Gubler 'spent his entire career in secondary education' ; he taught mathematics and geometry at both the women's teachers' college and the girls' Gymnasium in Zürich. In 1894 his doctoral thesis Verwandlung einer hypergeometrischen Reihe in Anschluss an das Integral J(x)ae-bx xc-1 dx was published. His supervisor was Graf, which suggests that Gubler received his doctorate from the University of Bern. However, there are no records of when he actually wrote and submitted the thesis. In 1896 Gubler habilitated as Privatdozent at the University of Zürich with the paper Über ein discontinuirliches Integral . At the university, Gubler mainly lectured on algebraic analysis, number theory, higher algebra, planar and spherical trigonometry, integral calculus, and methodology of mathematics teaching at secondary schools.
Gubler's research interest was in the theory of Bessel functions, following the school of thought established by Schläfli's student Graf. Together with Graf, Gubler published Einleitung in die Theorie der Bessel'schen Funktionen (1898-1900). Most of his publications are schoolbooks though, such as Mündliches Rechnen. 25 Übungsgruppen. Zum Gebrauch an Mittelschulen , and Grundlehren der Geometrie für Sekundarschulen (1907).

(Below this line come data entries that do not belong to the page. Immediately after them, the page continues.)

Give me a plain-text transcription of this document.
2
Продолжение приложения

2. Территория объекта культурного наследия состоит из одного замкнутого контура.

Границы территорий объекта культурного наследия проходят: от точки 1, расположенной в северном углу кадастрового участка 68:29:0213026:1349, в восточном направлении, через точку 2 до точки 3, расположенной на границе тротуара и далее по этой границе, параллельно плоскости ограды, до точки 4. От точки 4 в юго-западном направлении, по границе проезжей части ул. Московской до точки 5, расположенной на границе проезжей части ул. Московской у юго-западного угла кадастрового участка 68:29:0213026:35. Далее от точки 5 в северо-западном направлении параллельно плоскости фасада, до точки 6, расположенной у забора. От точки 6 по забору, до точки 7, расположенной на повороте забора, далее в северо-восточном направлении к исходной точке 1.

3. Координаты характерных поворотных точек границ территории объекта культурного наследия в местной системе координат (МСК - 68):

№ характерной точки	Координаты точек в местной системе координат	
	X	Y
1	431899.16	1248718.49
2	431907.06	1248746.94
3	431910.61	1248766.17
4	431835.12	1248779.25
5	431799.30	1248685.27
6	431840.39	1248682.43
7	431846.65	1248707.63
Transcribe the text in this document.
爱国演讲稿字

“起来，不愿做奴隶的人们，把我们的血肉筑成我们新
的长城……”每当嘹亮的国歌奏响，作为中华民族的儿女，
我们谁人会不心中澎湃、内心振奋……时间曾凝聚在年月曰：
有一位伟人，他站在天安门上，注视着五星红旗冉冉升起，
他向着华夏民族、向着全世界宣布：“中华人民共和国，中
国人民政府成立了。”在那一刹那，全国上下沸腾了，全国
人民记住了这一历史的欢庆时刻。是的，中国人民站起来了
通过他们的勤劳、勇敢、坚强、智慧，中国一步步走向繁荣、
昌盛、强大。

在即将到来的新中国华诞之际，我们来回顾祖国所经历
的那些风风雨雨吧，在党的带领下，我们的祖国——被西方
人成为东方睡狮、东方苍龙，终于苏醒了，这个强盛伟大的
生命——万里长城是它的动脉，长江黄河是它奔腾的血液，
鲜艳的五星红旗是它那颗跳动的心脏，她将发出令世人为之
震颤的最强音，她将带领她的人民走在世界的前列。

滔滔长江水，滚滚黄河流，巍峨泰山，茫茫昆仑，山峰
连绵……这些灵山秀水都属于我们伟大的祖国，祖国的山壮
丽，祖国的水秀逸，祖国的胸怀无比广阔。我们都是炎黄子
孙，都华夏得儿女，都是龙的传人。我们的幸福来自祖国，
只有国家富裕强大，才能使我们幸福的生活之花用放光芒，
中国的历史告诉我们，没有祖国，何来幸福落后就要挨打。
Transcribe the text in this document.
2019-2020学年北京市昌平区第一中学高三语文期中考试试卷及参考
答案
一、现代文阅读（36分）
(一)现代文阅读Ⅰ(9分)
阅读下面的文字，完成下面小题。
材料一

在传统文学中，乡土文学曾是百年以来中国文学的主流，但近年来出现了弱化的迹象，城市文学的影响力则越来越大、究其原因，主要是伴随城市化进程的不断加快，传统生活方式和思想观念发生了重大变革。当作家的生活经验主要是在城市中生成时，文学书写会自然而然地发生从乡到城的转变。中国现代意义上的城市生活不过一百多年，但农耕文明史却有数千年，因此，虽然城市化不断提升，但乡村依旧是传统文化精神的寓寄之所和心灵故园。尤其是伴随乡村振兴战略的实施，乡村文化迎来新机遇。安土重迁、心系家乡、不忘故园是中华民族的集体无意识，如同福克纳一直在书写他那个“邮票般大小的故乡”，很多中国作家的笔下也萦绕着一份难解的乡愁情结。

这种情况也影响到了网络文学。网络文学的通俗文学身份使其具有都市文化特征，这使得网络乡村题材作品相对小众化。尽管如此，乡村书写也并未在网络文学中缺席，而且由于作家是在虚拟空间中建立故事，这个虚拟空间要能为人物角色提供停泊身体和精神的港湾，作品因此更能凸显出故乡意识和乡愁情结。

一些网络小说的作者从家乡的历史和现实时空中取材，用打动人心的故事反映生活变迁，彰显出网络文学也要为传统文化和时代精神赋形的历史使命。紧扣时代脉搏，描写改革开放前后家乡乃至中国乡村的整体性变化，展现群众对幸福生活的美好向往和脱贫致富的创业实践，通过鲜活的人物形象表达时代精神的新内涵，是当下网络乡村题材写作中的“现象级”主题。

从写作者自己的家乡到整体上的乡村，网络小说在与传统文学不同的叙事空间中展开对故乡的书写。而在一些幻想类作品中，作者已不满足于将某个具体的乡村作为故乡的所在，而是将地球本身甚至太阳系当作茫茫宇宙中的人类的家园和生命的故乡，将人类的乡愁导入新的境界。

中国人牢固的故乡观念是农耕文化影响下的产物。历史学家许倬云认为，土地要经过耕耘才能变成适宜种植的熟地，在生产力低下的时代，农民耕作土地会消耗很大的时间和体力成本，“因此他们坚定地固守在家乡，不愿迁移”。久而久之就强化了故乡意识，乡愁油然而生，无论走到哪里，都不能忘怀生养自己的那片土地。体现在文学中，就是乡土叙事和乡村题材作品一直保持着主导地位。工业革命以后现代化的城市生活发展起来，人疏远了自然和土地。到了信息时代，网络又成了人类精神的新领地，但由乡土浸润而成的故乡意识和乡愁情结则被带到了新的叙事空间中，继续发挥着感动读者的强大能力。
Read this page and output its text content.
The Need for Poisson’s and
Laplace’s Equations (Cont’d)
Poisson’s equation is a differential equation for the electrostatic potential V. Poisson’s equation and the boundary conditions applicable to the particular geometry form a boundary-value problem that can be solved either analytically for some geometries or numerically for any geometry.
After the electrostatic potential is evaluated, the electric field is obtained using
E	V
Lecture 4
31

He also published a book on Leonardo da Vinci's mathematical works (1897).
Furthermore, he wrote reports on mathematics teaching in Swiss schools for various journals. The most important of these was Der mathematische Unterricht an den höhern Mädchenschulen der Schweiz (1912). Gubler co-founded the Swiss Society of Mathematics Teachers in 1901. In addition he was on the Swiss Committee for Mathematics Teaching.
Gubler joined the enlarged organising committee of the first International Congress of Mathematicians in December 1896. A couple of months later he joined the welcoming committee, together with Hirsch and Burkhardt, in order to provide additional support. Gubler attended both the 1904 ICM in Heidelberg and the 1908 ICM in Rome, but did not give any talks.
He retired from his teaching posts in 1914.